EYESHENZHEN  /   Opinion

COVID price gouging must be stopped

Writer: Liu Jianwei  |  Editor: Zhang Chanwen  |  From: Shenzhen Daily  |  Updated: 2023-01-09

Three years ago when COVID-19 first broke out, nationwide lockdowns in China witnessed the first wave of price gouging in groceries, including vegetables, fruits, frozen dumplings and other daily necessities. The only store in Shenzhen I visited during the Chinese New Year holiday that kept its prices intact was a Walmart outlet.

Recently when China started to loosen its anti-pandemic measures, another much fiercer wave of price gouging took place in medicine, particularly those over-the-counter drugs needed for the treatment of such COVID symptoms as fever and coughing. The price of a bottle of ibuprofen infant suspension drops shot up as high as 100 times in the black market.

Such drug hording and outrageous preying on the misfortunes of fellow citizens is sheer despicable shamelessness that must be prevented in the future with clear legislative stipulations and strict law enforcement. We need to strengthen laws and regulations to effectively curb this kind of event-driven price malpractice in the market place.

In the United States, price gouging went out of control during the beginning of the pandemic in personal protection equipment such as masks, disinfectants and gowns, as well as other medical devices required to cope with the outbreak. Due to a lack of manufacturing facilities for such items domestically in the U.S., it took quite a while for the global supply to adjust to soaring demands and for excessive prices to return to normal levels.

To fight such insensitive price manipulation, the U.S. congress passed the Price Gouging Prevention Act of 2022, which prohibits price gouging during all abnormal market disruptions — including the current pandemic — by authorizing the Federal Trade Commission and state attorneys general to enforce a federal ban against unconscionably excessive price hikes, regardless of a seller’s position in the supply chain.

A proper balance needs to be established between business profits and social justice. We can enhance similar legislative efforts in China to prevent the occurrence of contagious predatory price gouging activities in the future. Currently there are the Pricing Law, Punitive Regulations for Illegal Pricing Activities and other regulations covering price gouging. However, more comprehensive and inclusive legislative updating is needed to further deter potential price gouging and to make relevant law enforcement better substantiated and more effective.

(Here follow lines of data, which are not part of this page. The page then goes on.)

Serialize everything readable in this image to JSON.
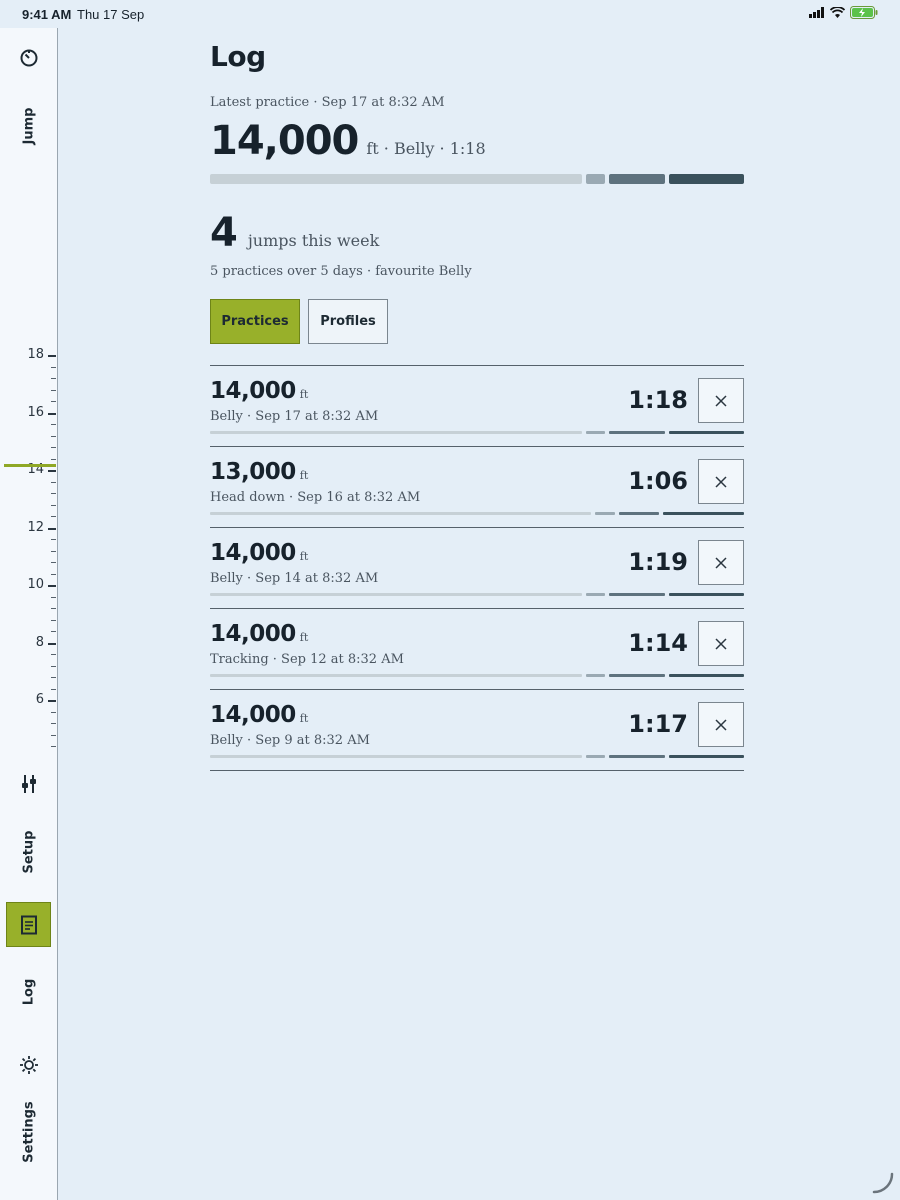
{
  "status": {
    "time": "9:41 AM",
    "date": "Thu 17 Sep"
  },
  "sidebar": {
    "jump_label": "Jump",
    "setup_label": "Setup",
    "log_label": "Log",
    "settings_label": "Settings",
    "ruler_labels": [
      "18",
      "16",
      "14",
      "12",
      "10",
      "8",
      "6"
    ],
    "ruler_current": 14.2
  },
  "header": {
    "title": "Log",
    "latest": "Latest practice · Sep 17 at 8:32 AM",
    "altitude": "14,000",
    "altitude_meta": "ft · Belly · 1:18"
  },
  "week": {
    "count": "4",
    "text": "jumps this week",
    "subtext": "5 practices over 5 days · favourite Belly"
  },
  "tabs": [
    {
      "label": "Practices",
      "active": true
    },
    {
      "label": "Profiles",
      "active": false
    }
  ],
  "practices": [
    {
      "altitude": "14,000",
      "unit": "ft",
      "meta": "Belly · Sep 17 at 8:32 AM",
      "duration": "1:18"
    },
    {
      "altitude": "13,000",
      "unit": "ft",
      "meta": "Head down · Sep 16 at 8:32 AM",
      "duration": "1:06"
    },
    {
      "altitude": "14,000",
      "unit": "ft",
      "meta": "Belly · Sep 14 at 8:32 AM",
      "duration": "1:19"
    },
    {
      "altitude": "14,000",
      "unit": "ft",
      "meta": "Tracking · Sep 12 at 8:32 AM",
      "duration": "1:14"
    },
    {
      "altitude": "14,000",
      "unit": "ft",
      "meta": "Belly · Sep 9 at 8:32 AM",
      "duration": "1:17"
    }
  ],
  "colors": {
    "accent": "#98b02a",
    "seg1": "#c6d0d6",
    "seg2": "#9aa9b3",
    "seg3": "#5e727e",
    "seg4": "#3a515c"
  }
}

There is normal profit margin expansion and contraction in a market economy, driven by supply and demand, competition and other factors that affect the price of goods. It is important that governments kept their hands out of such ordinary price fluctuations.

Should there be unfortunate events, however, such as a pandemic or an earthquake, that affect the wellbeing and livelihood of a great number of people at the same time, we need specific governing laws and regulations in place to ensure the proper functioning of society, leaving no room for ill-willed people to take advantage of the helpless.